If my case joins an MDL, does that mean it's settled automatically?

No. An MDL just consolidates similar federal lawsuits before one judge for shared pretrial work like evidence-gathering and expert testimony. Individual cases (or a batch of "bellwether" trial cases) are still evaluated on their own facts, and many MDLs end in a global settlement program rather than individual trials, but that isn't guaranteed and can take years.

Do I need to keep the implant itself?

If a device was removed (explanted) during a revision surgery, ask the hospital about its policy for saving it, and request that it be preserved and given to you or your attorney rather than discarded as medical waste. The physical device can be important evidence.

How much does it cost to bring one of these claims?
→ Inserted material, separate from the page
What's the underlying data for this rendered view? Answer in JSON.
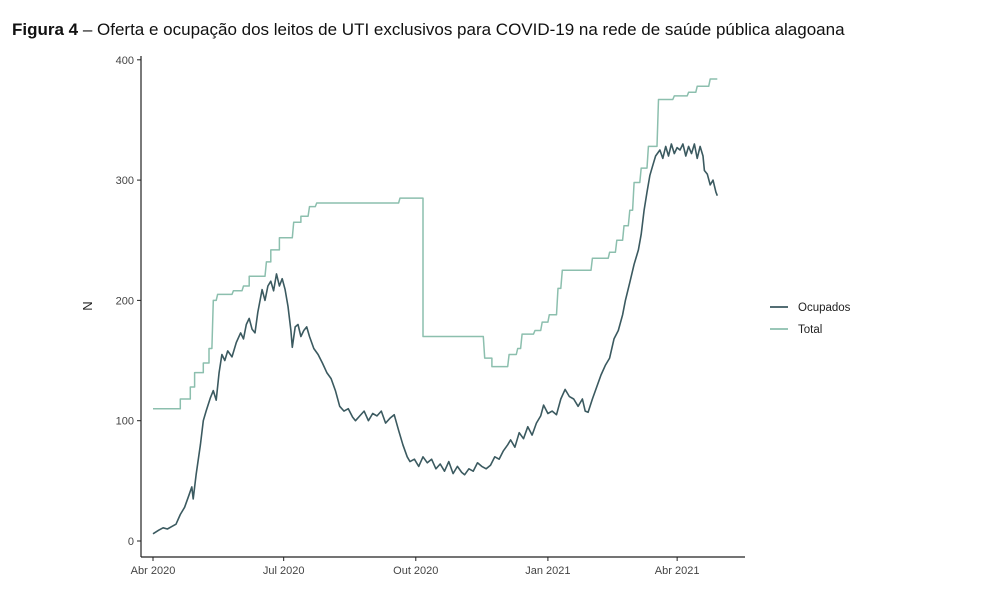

Most product-liability and implant lawyers work on contingency, commonly around one-third of any settlement or verdict, with no upfront fee. Case costs (records, experts) are typically advanced by the firm and repaid out of any recovery. Exact percentages and terms vary by firm and state, so confirm them in the fee agreement.

This article is general legal information, not legal advice, and may not reflect the most current law or the law in your jurisdiction. Laws vary by state and change over time. For advice about your specific situation, consult a licensed attorney.